What is an ROC curve?

Precision and recall aren’t the only ways to quantify our performance when developing a classifier.

Plotting a Receiver Operating Characteristic (ROC) curve is another useful tool to help us quickly determine how well the classifier performs and visualize any trade-offs we might be making as we attempt to balance Type I and Type II error rates.

The basics

Let’s jump right in. Here’s an ROC curve for a model that predicts credit card default (where a positive is considered to be a default).

Axes

The x-axis represents the False Positive Rate (FPR) or the probability of a false alarm. This can be calculated through:

$FPR = \frac{false\ positives}{false\ positives\ +\ true\ negatives}$

Put another way, FPR represents the fraction of incorrectly classified negatives (in this case, accounts that did not default but for which our model predicted would default) within the total population of negatives (all accounts that did not default).

The y-axis shows the True Positive Rate (TPR), which is equivalent to the recall.

Recall is just class-specific accuracy or:

$recall = \frac{true\ positives}{true\ positives\ +\ false\ negatives}$

Again, in the context of our example, this is the fraction of accounts that did default and for which our model predicted they would within the total population of accounts that did default.

The diagonal

The red dashed line dividing the plot represents random performance. When the FPR matches the TPR, we might as well be guessing–you’re right as often as you’re wrong.

If your curve falls to the left of the diagonal, the model is performing better than random because your true positive rate exceeds your false positive rate. Likewise, a curve to the right of the diagonal indicates some systemic error in your model, causing it to perform worse than random.

The curve

Now that we’ve established the space in which we’re working, we can best understand how to determine the ROC curve above.

The ROC visualizes the trade-offs between the FPR and the TPR when we adjust the threshold by which the classifier makes its determination.

For example, our model could determine a credit default using a probability threshold of 0.25. If the model’s probability of default is 0.32, we would return “default”. If the probability is 0.19, we could return “no default”.

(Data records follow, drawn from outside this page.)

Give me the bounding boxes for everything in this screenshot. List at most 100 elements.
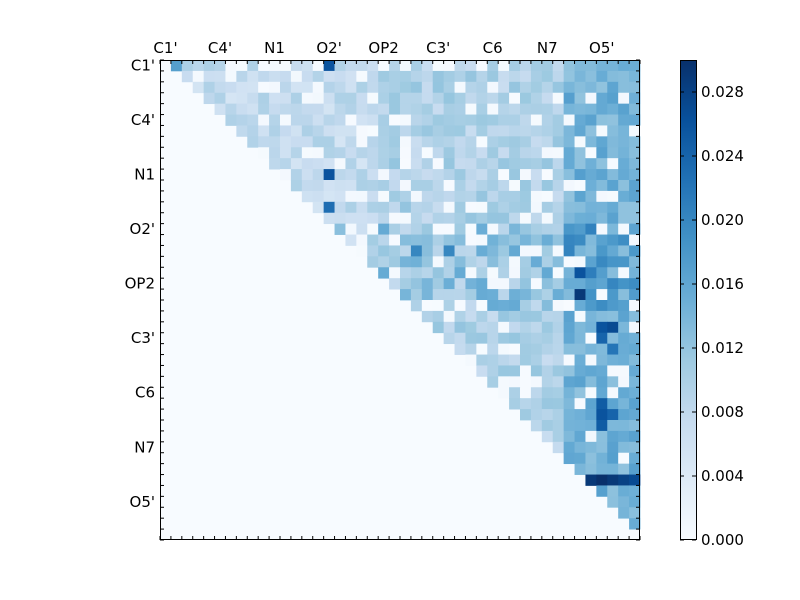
heatmap-cell xyxy=(574,212,586,225)
x-tick-label: O2' xyxy=(316,39,341,57)
colorbar-tick-label: 0.012 xyxy=(701,339,744,357)
heatmap-cell xyxy=(487,70,499,83)
heatmap-cell xyxy=(618,485,630,497)
heatmap-cell xyxy=(378,136,390,148)
heatmap-cell xyxy=(596,321,608,334)
heatmap-cell xyxy=(574,81,586,94)
heatmap-cell xyxy=(443,60,455,72)
colorbar xyxy=(680,60,697,540)
heatmap-cell xyxy=(421,190,434,203)
heatmap-cell xyxy=(596,332,608,345)
heatmap-cell xyxy=(574,92,586,105)
heatmap-cell xyxy=(236,92,248,105)
heatmap-cell xyxy=(585,114,597,126)
heatmap-cell xyxy=(443,321,455,334)
heatmap-cell xyxy=(400,125,412,137)
heatmap-cell xyxy=(509,398,521,410)
heatmap-cell xyxy=(356,92,368,105)
heatmap-cell xyxy=(509,190,521,203)
heatmap-cell xyxy=(345,169,357,181)
heatmap-cell xyxy=(596,398,608,410)
heatmap-cell xyxy=(301,158,314,170)
heatmap-cell xyxy=(563,289,575,301)
heatmap-cell xyxy=(345,136,357,148)
heatmap-cell xyxy=(421,81,434,94)
heatmap-cell xyxy=(618,409,630,421)
heatmap-cell xyxy=(607,289,619,301)
heatmap-cell xyxy=(552,190,565,203)
heatmap-cell xyxy=(421,125,434,137)
heatmap-cell xyxy=(509,365,521,377)
heatmap-cell xyxy=(312,136,325,148)
heatmap-cell xyxy=(192,70,205,83)
heatmap-cell xyxy=(389,212,401,225)
heatmap-cell xyxy=(552,158,565,170)
heatmap-cell xyxy=(596,354,608,366)
heatmap-cell xyxy=(487,158,499,170)
heatmap-cell xyxy=(552,223,565,235)
heatmap-cell xyxy=(607,234,619,246)
heatmap-cell xyxy=(290,103,303,115)
heatmap-cell xyxy=(192,81,205,94)
heatmap-cell xyxy=(356,114,368,126)
heatmap-cell xyxy=(476,354,488,366)
heatmap-cell xyxy=(323,169,335,181)
heatmap-cell xyxy=(247,81,259,94)
heatmap-cell xyxy=(323,70,335,83)
heatmap-cell xyxy=(269,81,281,94)
heatmap-cell xyxy=(552,234,565,246)
heatmap-cell xyxy=(400,223,412,235)
heatmap-cell xyxy=(465,103,477,115)
heatmap-cell xyxy=(530,267,543,279)
heatmap-cell xyxy=(258,60,270,72)
heatmap-cell xyxy=(312,103,325,115)
heatmap-cell xyxy=(552,420,565,432)
heatmap-cell xyxy=(607,430,619,443)
heatmap-cell xyxy=(465,60,477,72)
heatmap-cell xyxy=(552,136,565,148)
heatmap-cell xyxy=(432,256,445,268)
heatmap-cell xyxy=(367,158,379,170)
heatmap-cell xyxy=(596,300,608,312)
heatmap-cell xyxy=(509,376,521,388)
heatmap-cell xyxy=(530,60,543,72)
heatmap-cell xyxy=(356,212,368,225)
heatmap-cell xyxy=(530,289,543,301)
heatmap-cell xyxy=(465,70,477,83)
heatmap-cell xyxy=(203,92,215,105)
heatmap-cell xyxy=(454,125,466,137)
colorbar-ticks: 0.000 0.004 0.008 0.012 0.016 0.020 0.024 0.028 xyxy=(680,83,744,549)
heatmap-cell xyxy=(400,180,412,192)
heatmap-cell xyxy=(367,60,379,72)
heatmap-cell xyxy=(585,420,597,432)
heatmap-cell xyxy=(312,60,325,72)
heatmap-cell xyxy=(345,201,357,214)
heatmap-cell xyxy=(476,169,488,181)
heatmap-cell xyxy=(520,376,532,388)
heatmap-cell xyxy=(629,245,641,257)
heatmap-cell xyxy=(530,136,543,148)
heatmap-cell xyxy=(618,452,630,465)
heatmap-cell xyxy=(509,332,521,345)
heatmap-cell xyxy=(618,507,630,519)
heatmap-cell xyxy=(618,310,630,323)
heatmap-cell xyxy=(389,70,401,83)
heatmap-cell xyxy=(181,70,194,83)
heatmap-cell xyxy=(629,70,641,83)
heatmap-cell xyxy=(290,70,303,83)
heatmap-cell xyxy=(269,125,281,137)
heatmap-cell xyxy=(432,267,445,279)
heatmap-cell xyxy=(443,201,455,214)
heatmap-cell xyxy=(498,267,510,279)
heatmap-cell xyxy=(607,321,619,334)
heatmap-cell xyxy=(443,310,455,323)
heatmap-cell xyxy=(585,321,597,334)
heatmap-cell xyxy=(509,300,521,312)
heatmap-cell xyxy=(552,245,565,257)
heatmap-cell xyxy=(476,300,488,312)
heatmap-cell xyxy=(607,278,619,290)
heatmap-cell xyxy=(607,212,619,225)
heatmap-cell xyxy=(541,125,554,137)
heatmap-cell xyxy=(607,256,619,268)
heatmap-cell xyxy=(498,365,510,377)
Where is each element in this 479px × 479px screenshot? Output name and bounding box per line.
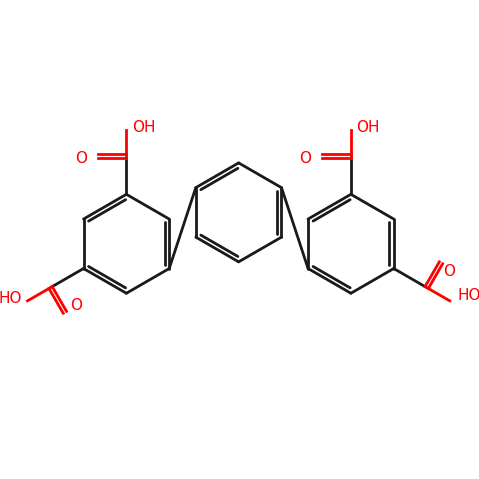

This is illustrated in the ROC plot above. The FPR and TPR for a threshold of 0.25 is represented by the black dot on the ROC curve. Our TPR is roughly 0.7 and our FPR is around 0.45.

Now, let’s lower the threshold to 0.15.

We move further up the curve, increasing our TPR to nearly 0.9 but also increasing our FPR to about 0.75.

This illustrates the principle that as we decrease our decision threshold, we move to the right and upwards along the curve because we are simply classifying more observations overall as positives. Therefore, TPR increases as we capture more of those true positives but at the same time, our probability of false alarm also goes up as we become less strict with our requirement to classify a positive.

Choosing a threshold

This observation begs the question–what would be the optimal threshold to choose?

Of course, this will likely depend on model-specific considerations. For example, what is the cost of a false positive? If it’s relatively low, we might as well increase our TPR at the expense of an increased FPR as well.

However, if we’d like to try and balance these two competing metrics, we can choose the point along the curve that is closest to the top-left corner of the plot. This could be considered the apex of the curve, as shown below.

The apex can be found by determining where on the curve we find a maximum difference between TPR and FPR. In our case, this occurs at a threshold of 0.29 to return a TPR of nearly 0.6 and a FPR of about 0.36.

AUC

Perhaps the most widely used application of an ROC curve is to calculate the area underneath it. This is called AUC or “Area Under Curve”.

The area in gray below represents the AUC.

Our AUC for this model is 0.65. A random model would produce an AUC of 0.5 so we are doing better than guessing!

An ideal model would have an ROC curve that hugs the axes with an apex close to the upper-left corner, resulting in an AUC of nearly 1.0. Therefore, AUC is a way to quantify the ability of the model to maximize TPR while minimizing FPR, no matter the threshold chosen.